In order to emphasise the density fluctuations within the flow, the radiographs are first divided by the time-averaged intensity of the steady-state frames \({ < I > }_{t}\). The absorption fluctuation field (μfluct) is then calculated by

$${\mu }_{{{{\rm{fluct}}}}}=\ln \left(\frac{I}{{ \langle I \rangle }_{t}}\right),$$
(8)

as depicted in Supplementary Video 3. The 3D velocity field is reconstructed using the x-ray rheography technique40 applied to the normalised intensity fields μfluct. We focus on the x-axis velocity component, which is common to both imaging directions. X-ray rheography is a correlation-based algorithm that first reconstructs the distribution of in-plane displacements through the out-of-plane direction by solving a deconvolution problem42. It then solves an optimisation problem to combine velocity distributions from two perpendicular directions and reconstruct internal velocity fields. The accuracy and sources of errors of x-ray rheography have previously been investigated for both the initial distribution reconstruction42 and the whole rheography process40 (see Supplementary Information within).

Here, we apply the initial correlation analysis on successive pairs of images using an interrogation window size of 32 px and a maximum displacement of  ±16 px. The deconvolution process was conducted utilising regularisation parameters α = 0.1 and p = 2.0 (see Baker et al.40), and this was repeated for multiple pairs of images to improve accuracy, up to a maximum of 100,000 evaluations.

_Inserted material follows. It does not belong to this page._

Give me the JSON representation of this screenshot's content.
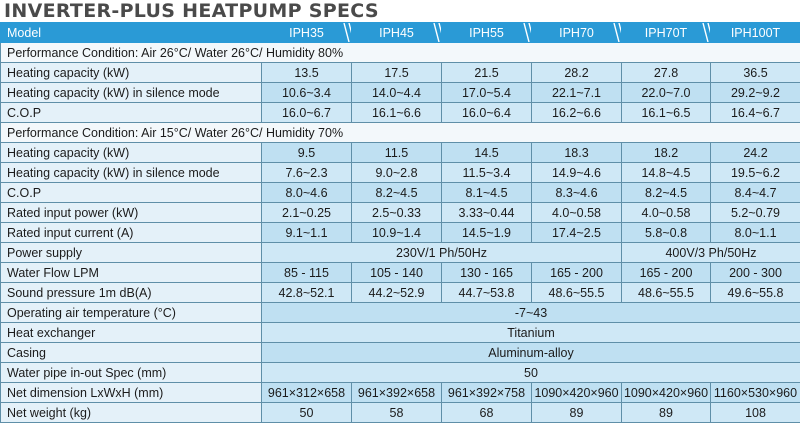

The optimisation problem was solved by averaging the best 100 configurations with the smallest errors from a total of 10,000 to give the resulting internal x velocities. Note that this velocity field assumes a uniform free surface across the width of the flume, and thus disregards the obtained dip along with any other variation in the free surface. The calculated velocity fields are therefore trimmed using the free surface measurements in order to eliminate extrapolated velocities out of the granular domain.

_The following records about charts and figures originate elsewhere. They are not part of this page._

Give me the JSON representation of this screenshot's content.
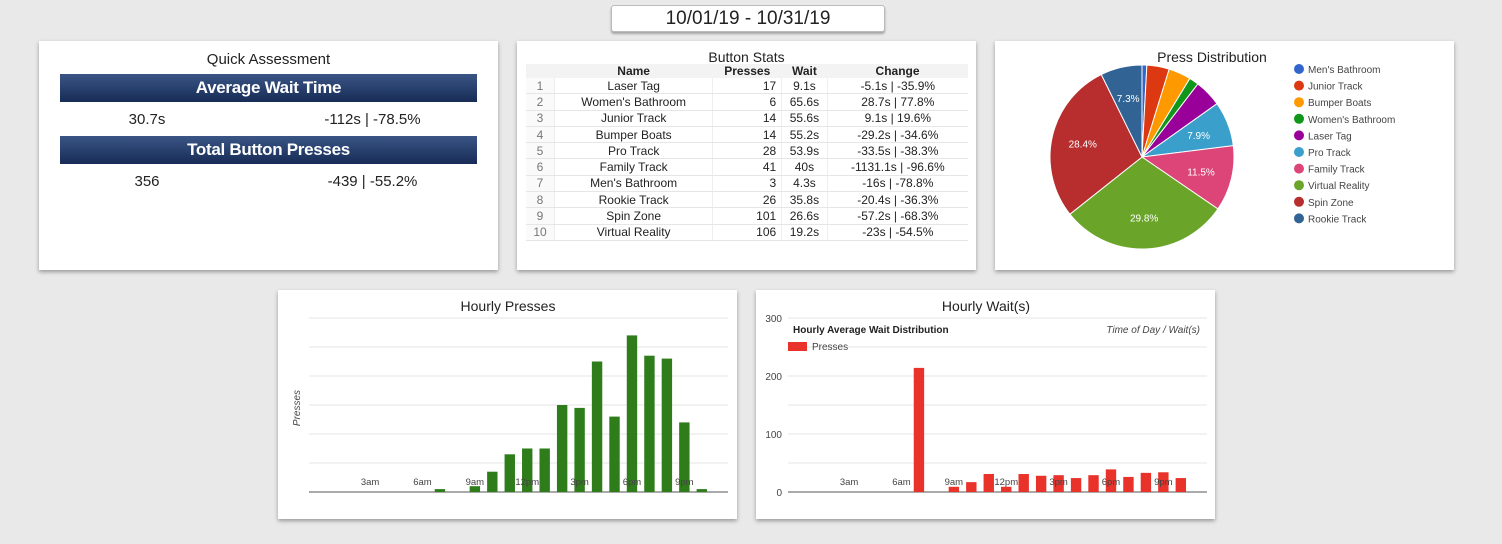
{
  "date_range": "10/01/19 - 10/31/19",
  "quick": {
    "title": "Quick Assessment",
    "wait_label": "Average Wait Time",
    "wait_value": "30.7s",
    "wait_change": "-112s | -78.5%",
    "presses_label": "Total Button Presses",
    "presses_value": "356",
    "presses_change": "-439 | -55.2%"
  },
  "stats": {
    "title": "Button Stats",
    "columns": [
      "",
      "Name",
      "Presses",
      "Wait",
      "Change"
    ],
    "rows": [
      [
        "1",
        "Laser Tag",
        "17",
        "9.1s",
        "-5.1s | -35.9%"
      ],
      [
        "2",
        "Women's Bathroom",
        "6",
        "65.6s",
        "28.7s | 77.8%"
      ],
      [
        "3",
        "Junior Track",
        "14",
        "55.6s",
        "9.1s | 19.6%"
      ],
      [
        "4",
        "Bumper Boats",
        "14",
        "55.2s",
        "-29.2s | -34.6%"
      ],
      [
        "5",
        "Pro Track",
        "28",
        "53.9s",
        "-33.5s | -38.3%"
      ],
      [
        "6",
        "Family Track",
        "41",
        "40s",
        "-1131.1s | -96.6%"
      ],
      [
        "7",
        "Men's Bathroom",
        "3",
        "4.3s",
        "-16s | -78.8%"
      ],
      [
        "8",
        "Rookie Track",
        "26",
        "35.8s",
        "-20.4s | -36.3%"
      ],
      [
        "9",
        "Spin Zone",
        "101",
        "26.6s",
        "-57.2s | -68.3%"
      ],
      [
        "10",
        "Virtual Reality",
        "106",
        "19.2s",
        "-23s | -54.5%"
      ]
    ]
  },
  "chart_data": [
    {
      "type": "pie",
      "title": "Press Distribution",
      "legend": "right",
      "labels": [
        "Men's Bathroom",
        "Junior Track",
        "Bumper Boats",
        "Women's Bathroom",
        "Laser Tag",
        "Pro Track",
        "Family Track",
        "Virtual Reality",
        "Spin Zone",
        "Rookie Track"
      ],
      "values": [
        3,
        14,
        14,
        6,
        17,
        28,
        41,
        106,
        101,
        26
      ],
      "colors": [
        "#3366cc",
        "#dc3912",
        "#ff9900",
        "#109618",
        "#990099",
        "#3b9fcc",
        "#dd4477",
        "#6aa52a",
        "#b82e2e",
        "#316395"
      ],
      "slice_labels": [
        "",
        "",
        "",
        "",
        "",
        "7.9%",
        "11.5%",
        "29.8%",
        "28.4%",
        "7.3%"
      ]
    },
    {
      "type": "bar",
      "title": "Hourly Presses",
      "ylabel": "Presses",
      "color": "#2e7d1a",
      "ylim": [
        0,
        60
      ],
      "grid": true,
      "x": [
        0,
        1,
        2,
        3,
        4,
        5,
        6,
        7,
        8,
        9,
        10,
        11,
        12,
        13,
        14,
        15,
        16,
        17,
        18,
        19,
        20,
        21,
        22,
        23
      ],
      "values": [
        0,
        0,
        0,
        0,
        0,
        0,
        0,
        1,
        0,
        2,
        7,
        13,
        15,
        15,
        30,
        29,
        45,
        26,
        54,
        47,
        46,
        24,
        1,
        0
      ],
      "tick_labels": {
        "3": "3am",
        "6": "6am",
        "9": "9am",
        "12": "12pm",
        "15": "3pm",
        "18": "6pm",
        "21": "9pm"
      }
    },
    {
      "type": "bar",
      "title": "Hourly Wait(s)",
      "subtitle": "Hourly Average Wait Distribution",
      "axis_note": "Time of Day / Wait(s)",
      "color": "#e8322a",
      "ylim": [
        0,
        300
      ],
      "yticks": [
        "0",
        "100",
        "200",
        "300"
      ],
      "grid": true,
      "series": [
        {
          "name": "Presses"
        }
      ],
      "x": [
        0,
        1,
        2,
        3,
        4,
        5,
        6,
        7,
        8,
        9,
        10,
        11,
        12,
        13,
        14,
        15,
        16,
        17,
        18,
        19,
        20,
        21,
        22,
        23
      ],
      "values": [
        0,
        0,
        0,
        0,
        0,
        0,
        0,
        214,
        0,
        9,
        17,
        31,
        9,
        31,
        28,
        29,
        24,
        29,
        39,
        26,
        33,
        34,
        24,
        0
      ],
      "tick_labels": {
        "3": "3am",
        "6": "6am",
        "9": "9am",
        "12": "12pm",
        "15": "3pm",
        "18": "6pm",
        "21": "9pm"
      }
    }
  ]
}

PIV analysis of the depth-averaged flows

The experimental depth-averaged velocity fields were computed from successive x-ray radiographs using the methodology developed by Guillard et al.23 for granular silos, which was validated against known flow rates from a mass balance. PIV analysis was performed on the attenuation fluctuation fields μfluct from the experiments and the DEM synthetic radiographs using the software PIVLab52. For the DEM radiographs, the analysis was conducted using auto contrast, with FFT window deformation as the PIV algorithm. The interrogation width area was set at 64 px with a step of 32 px for the first pass, and a width of 32 px with a step of 16 px for a second pass. A Gauss 2 × 3 point for the sub-pixel estimator and a standard correlation robustness setting were applied. Similar settings were applied for the experimental radiographs, with the addition of a CLAHE filter of 64 px during image preprocessing. For the side detector analysis, a mask drawn at the free surface of the side view detector (1) was implemented to ignore all displacements above the free surface. Obtained displacements for detector 1 were calibrated using height h2 and for detector 2 using the known flume width. The final results were averaged in time with no additional filtering.